In Arizona, if it’s the former, there’s now a way they can be made. If it’s the latter, that same way purports to make them better.
It’s called the Arizona Center for Civic Leadership. Its centerpiece program, a civic leadership academy, holds its first graduation on Friday, when it will turn two dozen Arizonans back to their communities with fresh perspective on the state’s top political and civic issues.
They also take with them what they learned from public policy experts and others -- the traits and tools of leadership.
Participants spent ten two-day sessions together in Phoenix, hearing from experts on the state’s fiscal system and budget, the economy, education, water, immigration and border issues and a half-dozen other key topics.
It was all focused on fulfilling the leadership center’s mission to ensure that Arizona’s future leaders “have the commitment, knowledge and skills to work together to carry out creative, long-term solutions to pressing problems."
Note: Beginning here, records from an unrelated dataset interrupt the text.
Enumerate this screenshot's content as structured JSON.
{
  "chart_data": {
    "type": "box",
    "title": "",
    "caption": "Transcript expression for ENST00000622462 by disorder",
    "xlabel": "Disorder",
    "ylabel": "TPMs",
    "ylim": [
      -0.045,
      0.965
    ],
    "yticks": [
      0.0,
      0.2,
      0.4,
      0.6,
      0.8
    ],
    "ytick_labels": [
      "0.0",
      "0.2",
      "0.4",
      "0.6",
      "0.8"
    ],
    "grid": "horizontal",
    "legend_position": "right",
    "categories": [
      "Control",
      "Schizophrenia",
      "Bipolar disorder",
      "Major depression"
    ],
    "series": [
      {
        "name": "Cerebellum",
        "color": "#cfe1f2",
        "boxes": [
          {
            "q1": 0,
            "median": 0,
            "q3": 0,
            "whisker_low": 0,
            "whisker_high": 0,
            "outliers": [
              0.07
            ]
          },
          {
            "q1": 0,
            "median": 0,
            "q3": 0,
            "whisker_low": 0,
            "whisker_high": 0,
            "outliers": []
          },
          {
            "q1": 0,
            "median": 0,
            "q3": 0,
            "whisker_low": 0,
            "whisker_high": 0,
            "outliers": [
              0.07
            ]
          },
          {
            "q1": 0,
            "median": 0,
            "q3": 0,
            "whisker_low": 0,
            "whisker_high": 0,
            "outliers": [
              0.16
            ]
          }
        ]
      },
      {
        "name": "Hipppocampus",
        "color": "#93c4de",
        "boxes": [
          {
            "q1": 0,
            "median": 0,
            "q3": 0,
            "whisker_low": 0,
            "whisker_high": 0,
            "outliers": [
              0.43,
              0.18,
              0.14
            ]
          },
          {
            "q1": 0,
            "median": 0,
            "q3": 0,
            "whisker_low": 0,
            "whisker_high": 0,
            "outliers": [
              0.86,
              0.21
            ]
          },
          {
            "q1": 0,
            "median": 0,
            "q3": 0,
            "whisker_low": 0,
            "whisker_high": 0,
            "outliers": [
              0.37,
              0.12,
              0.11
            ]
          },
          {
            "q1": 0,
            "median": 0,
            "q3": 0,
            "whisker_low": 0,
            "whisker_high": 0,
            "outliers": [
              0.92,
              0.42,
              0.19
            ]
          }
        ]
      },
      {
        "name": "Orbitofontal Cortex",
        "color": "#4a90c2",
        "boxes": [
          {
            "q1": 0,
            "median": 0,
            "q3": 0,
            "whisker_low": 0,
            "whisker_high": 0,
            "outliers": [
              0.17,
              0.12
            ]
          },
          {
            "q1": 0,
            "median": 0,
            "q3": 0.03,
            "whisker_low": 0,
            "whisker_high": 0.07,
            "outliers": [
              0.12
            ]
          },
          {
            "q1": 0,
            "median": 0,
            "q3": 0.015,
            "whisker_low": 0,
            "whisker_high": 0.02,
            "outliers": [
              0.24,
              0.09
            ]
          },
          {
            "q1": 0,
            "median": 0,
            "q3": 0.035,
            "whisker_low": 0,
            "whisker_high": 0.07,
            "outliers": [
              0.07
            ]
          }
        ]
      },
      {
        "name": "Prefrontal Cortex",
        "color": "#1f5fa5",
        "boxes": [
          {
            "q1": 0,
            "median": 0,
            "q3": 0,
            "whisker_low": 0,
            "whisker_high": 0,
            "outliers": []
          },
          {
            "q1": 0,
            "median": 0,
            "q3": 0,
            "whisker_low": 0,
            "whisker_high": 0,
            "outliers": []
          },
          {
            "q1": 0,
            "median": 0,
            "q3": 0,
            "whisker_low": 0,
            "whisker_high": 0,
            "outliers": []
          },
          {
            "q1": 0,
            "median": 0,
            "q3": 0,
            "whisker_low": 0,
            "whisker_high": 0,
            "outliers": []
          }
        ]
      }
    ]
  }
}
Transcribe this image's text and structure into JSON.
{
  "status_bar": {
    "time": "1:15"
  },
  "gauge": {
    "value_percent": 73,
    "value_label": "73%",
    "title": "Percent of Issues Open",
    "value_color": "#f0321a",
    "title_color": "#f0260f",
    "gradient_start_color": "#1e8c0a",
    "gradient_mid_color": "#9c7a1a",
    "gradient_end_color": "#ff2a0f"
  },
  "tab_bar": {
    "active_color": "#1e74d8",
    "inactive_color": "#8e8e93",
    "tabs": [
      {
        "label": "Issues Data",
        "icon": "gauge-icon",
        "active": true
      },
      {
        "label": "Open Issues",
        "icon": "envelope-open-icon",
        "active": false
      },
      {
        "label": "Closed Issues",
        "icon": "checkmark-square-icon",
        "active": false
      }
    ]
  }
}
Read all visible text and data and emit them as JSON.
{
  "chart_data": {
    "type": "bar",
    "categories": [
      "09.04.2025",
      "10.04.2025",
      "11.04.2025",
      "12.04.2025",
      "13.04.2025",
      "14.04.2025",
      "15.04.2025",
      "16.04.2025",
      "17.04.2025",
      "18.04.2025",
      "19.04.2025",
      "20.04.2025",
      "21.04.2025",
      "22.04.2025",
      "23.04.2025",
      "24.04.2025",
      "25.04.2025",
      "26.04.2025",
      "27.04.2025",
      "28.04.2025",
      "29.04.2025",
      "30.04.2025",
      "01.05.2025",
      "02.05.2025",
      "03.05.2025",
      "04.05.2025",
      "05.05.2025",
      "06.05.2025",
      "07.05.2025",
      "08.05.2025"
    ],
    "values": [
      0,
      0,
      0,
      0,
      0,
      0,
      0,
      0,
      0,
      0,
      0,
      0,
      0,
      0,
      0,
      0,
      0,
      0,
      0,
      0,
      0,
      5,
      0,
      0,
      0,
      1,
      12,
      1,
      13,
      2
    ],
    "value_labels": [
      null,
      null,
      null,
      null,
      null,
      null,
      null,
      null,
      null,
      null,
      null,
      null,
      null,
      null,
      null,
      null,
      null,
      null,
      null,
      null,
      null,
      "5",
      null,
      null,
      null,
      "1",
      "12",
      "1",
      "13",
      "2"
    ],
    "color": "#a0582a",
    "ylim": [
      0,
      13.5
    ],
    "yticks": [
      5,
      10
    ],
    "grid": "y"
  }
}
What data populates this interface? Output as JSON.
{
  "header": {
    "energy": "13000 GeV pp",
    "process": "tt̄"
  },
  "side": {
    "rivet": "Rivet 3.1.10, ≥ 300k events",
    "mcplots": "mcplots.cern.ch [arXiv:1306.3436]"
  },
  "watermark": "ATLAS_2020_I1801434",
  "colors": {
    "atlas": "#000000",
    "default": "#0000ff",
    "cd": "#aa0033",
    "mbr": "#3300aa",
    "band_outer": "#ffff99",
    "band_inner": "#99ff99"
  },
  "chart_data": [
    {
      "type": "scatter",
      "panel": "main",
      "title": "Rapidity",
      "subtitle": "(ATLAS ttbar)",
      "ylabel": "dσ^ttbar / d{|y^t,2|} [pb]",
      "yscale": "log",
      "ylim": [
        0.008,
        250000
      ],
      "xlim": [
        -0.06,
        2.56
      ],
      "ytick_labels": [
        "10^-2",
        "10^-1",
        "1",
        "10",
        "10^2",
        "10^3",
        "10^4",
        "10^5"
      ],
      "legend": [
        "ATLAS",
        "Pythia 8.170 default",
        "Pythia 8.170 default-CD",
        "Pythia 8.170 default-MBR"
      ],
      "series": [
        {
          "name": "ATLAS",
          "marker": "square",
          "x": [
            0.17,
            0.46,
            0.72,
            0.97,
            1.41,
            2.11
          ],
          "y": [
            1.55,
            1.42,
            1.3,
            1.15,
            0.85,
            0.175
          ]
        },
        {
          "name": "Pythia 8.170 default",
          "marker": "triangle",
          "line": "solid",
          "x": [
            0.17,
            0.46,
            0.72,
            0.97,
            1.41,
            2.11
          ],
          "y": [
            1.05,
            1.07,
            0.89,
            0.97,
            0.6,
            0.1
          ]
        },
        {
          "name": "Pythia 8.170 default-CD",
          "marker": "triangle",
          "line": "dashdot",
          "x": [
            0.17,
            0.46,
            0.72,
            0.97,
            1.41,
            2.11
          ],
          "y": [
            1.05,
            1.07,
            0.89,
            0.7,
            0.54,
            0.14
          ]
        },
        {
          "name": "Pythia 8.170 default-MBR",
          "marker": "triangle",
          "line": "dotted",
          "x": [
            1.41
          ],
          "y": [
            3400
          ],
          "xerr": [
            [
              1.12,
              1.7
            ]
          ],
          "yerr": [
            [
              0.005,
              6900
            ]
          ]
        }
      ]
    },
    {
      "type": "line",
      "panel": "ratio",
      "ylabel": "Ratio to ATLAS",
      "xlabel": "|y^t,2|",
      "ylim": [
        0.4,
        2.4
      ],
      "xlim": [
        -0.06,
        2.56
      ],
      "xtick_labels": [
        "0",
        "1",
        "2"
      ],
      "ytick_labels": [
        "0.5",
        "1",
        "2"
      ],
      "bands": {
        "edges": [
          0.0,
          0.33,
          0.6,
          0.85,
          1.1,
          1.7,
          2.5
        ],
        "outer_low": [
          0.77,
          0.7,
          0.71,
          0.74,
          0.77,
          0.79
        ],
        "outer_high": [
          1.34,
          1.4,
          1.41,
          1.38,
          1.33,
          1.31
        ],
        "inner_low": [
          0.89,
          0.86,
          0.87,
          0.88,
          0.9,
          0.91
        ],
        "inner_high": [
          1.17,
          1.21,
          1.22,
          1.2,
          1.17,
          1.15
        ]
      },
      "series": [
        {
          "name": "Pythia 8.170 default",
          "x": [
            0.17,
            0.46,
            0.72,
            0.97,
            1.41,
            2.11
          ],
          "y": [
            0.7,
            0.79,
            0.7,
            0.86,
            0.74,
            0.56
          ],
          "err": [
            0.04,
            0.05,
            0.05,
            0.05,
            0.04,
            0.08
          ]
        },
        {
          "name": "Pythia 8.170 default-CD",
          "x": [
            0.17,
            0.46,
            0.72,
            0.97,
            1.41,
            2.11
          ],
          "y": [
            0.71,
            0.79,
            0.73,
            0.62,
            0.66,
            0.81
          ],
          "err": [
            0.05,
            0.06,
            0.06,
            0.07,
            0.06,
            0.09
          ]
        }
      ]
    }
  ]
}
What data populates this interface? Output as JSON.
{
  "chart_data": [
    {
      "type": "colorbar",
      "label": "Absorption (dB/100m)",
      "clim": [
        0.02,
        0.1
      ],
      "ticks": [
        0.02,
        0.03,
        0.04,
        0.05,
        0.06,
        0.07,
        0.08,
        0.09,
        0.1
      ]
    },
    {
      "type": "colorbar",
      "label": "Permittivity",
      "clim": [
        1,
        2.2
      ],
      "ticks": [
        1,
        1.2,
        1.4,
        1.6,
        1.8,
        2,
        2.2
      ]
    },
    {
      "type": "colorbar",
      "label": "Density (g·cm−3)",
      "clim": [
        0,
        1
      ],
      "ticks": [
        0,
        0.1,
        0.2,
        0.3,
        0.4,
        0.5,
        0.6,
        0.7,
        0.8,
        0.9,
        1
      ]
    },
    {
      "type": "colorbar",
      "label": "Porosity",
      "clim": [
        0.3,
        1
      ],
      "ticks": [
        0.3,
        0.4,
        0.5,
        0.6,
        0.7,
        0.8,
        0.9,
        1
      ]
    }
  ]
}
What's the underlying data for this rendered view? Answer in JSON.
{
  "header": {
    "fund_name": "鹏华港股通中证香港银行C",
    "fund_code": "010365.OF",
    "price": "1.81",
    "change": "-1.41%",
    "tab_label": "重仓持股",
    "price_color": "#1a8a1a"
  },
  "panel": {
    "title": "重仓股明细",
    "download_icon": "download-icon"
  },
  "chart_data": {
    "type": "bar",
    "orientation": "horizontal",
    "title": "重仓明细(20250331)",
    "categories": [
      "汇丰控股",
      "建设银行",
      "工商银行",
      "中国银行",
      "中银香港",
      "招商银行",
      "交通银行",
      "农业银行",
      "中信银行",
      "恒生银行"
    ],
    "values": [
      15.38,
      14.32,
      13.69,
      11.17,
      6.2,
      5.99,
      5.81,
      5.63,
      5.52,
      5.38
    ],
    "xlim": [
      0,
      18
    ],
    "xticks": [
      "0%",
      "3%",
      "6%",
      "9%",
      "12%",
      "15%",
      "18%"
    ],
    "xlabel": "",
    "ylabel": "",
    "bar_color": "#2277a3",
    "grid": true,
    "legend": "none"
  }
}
The key phrase in that statement may well be “to work together.” For in this day of political divisiveness when politicians don’t bother even paying lip service to the notion of bipartisanship, getting people to work together on the issues will clearly be the heaviest lift.
Graduates of the academy were admitted on, among other things, the condition that they step up and seek a position of leadership in the community, in civic and/or political life.
The key measure of the program's success could well be how well its graduates do at bringing together disparate political and civic factions for focus on Arizona's crucial issues.